LA MUESTRA

Viaje hacia el sol

Uno de los aspectos más interesantes de Viaje hacia el sol, segundo largometraje de la directora turca Yesim Ustaoglu (Iz -La huella, 1992), es su manera de encadenar una reflexión política sobre el conflicto étnico en Turquía (la discriminación racial y el hostigamiento contra los kurdos), y la historia de la amistad entre Berzan, un joven kurdo, vendedor ambulante, y Mehmet, originario de Tiro, a quien la gente y la policía confunden invariablemente con un kurdo por su piel oscura. Mehmet, marginal a pesar suyo, "terrorista" potencial para las autoridades, cómplice involuntario de Berzan, adquiere gradualmente un fuerte compromiso político y moral con su camarada.

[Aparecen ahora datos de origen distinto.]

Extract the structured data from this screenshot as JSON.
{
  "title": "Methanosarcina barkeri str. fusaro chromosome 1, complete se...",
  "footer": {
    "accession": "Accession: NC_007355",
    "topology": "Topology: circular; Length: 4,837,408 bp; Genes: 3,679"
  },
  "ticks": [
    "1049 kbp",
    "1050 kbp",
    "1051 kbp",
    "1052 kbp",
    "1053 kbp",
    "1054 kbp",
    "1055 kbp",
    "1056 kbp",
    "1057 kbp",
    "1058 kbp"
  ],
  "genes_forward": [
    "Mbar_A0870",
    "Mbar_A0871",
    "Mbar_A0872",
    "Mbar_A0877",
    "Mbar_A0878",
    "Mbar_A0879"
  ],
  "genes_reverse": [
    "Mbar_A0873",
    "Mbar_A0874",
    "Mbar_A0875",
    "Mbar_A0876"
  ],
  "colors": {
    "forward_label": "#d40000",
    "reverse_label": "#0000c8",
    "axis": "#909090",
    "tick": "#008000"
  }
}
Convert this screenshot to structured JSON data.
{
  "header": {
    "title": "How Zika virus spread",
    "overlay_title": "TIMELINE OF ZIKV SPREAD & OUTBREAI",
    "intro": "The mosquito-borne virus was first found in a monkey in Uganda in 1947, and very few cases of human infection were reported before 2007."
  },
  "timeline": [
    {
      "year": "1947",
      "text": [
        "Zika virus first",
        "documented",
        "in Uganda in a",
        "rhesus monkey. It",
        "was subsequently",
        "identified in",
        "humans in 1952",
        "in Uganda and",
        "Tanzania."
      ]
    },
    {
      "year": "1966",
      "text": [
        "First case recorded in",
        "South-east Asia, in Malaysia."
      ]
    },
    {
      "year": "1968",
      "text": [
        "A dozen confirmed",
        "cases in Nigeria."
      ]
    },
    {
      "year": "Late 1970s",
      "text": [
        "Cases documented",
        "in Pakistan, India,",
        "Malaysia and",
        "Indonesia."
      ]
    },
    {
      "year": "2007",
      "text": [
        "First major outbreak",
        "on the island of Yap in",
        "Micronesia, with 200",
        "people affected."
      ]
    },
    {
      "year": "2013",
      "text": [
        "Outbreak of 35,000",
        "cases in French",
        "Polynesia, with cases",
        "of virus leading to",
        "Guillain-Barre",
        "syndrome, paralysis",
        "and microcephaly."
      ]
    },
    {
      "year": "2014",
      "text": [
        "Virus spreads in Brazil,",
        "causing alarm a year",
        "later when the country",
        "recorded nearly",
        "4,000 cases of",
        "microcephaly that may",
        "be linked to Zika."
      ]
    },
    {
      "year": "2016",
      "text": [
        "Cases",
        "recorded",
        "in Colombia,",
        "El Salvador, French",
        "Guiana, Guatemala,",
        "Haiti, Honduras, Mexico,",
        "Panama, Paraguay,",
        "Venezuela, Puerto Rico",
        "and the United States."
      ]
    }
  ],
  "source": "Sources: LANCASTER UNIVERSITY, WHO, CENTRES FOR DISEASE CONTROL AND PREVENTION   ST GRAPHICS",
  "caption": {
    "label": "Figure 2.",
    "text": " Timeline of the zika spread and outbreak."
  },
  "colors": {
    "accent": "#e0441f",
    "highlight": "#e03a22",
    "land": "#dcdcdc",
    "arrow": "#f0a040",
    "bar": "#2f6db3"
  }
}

Ustaoglu ofrece imágenes estupendas de Estambul, alejadas de todo exotismo, atentas siempre a revelar las contradicciones culturales de una ciudad a la vez europea y asiática, moderna y tradicional, dividida entre el pragmatismo de su anhelada integración económica a Europa, y la persistencia de sus tabúes religiosos y de su especificidad cultural. Una escena es al respecto elocuente: a un hombre que se niega a brindarle a Mehmet la hospitalidad en su auto, su propia mujer le reclama: "Un musulmán no hace eso". En escenas rápidas, contundentes, la directora muestra también la represión policiaca en las calles y, poco después, el engranaje que hace de ambos jóvenes víctimas del sistema autoritario, con consecuencias funestas para uno de ellos.

La directora no maneja el realismo crudo ni el tono de denuncia abierta de Yol, de Yilmaz Guney (1981); en lugar de ello, elige el tono intimista para elaborar un elogio poético de la amistad y del duelo por el afecto perdido. Los momentos más logrados de la cinta se concentran en su segunda parte, cuando da inicio el ritual en el que un amigo conduce el cadáver de su compañero hasta su tierra natal, salvándolo de la fosa común. Hay una secuencia en la que se señala, en una sola escena, todo el peso de la represión política: dos tanques de guerra recorren un pueblo casi desierto, donde la lluvia y el miedo obligan a sus habitantes a esconderse. En este territorio sometido, el color de la piel es motivo suficiente para llevar el estigma mayor, la sospecha de ser kurdo o disidente político, o ambas cosas a la vez. Esta presencia del ejército, los retenes, la inspección y detención arbitrarias, la tortura en mazmorras, la maneja la directora con una sobriedad sorprendente. De ese modo, Viaje hacia el sol nunca es panfleto político ni depósito de mensajes "humanistas", y sí un comentario moral vigoroso acerca de la intolerancia. La cámara de Jacek Petrycki (quien antes trabajara con Kieslowski) captura con brillantez el largo itinerario del amigo en duelo. Un pueblo completamente inundado por la construcción de una presa hidráulica, un minarete que apenas sobresale en el paisaje de desolación, el pesado silencio de quienes acompañan al joven en su faena ritual, todo ello parece ser la metáfora apropiada de un régimen represivo y de una nación con dificultades para liberarse de las fobias raciales que amenazan a su propia supervivencia.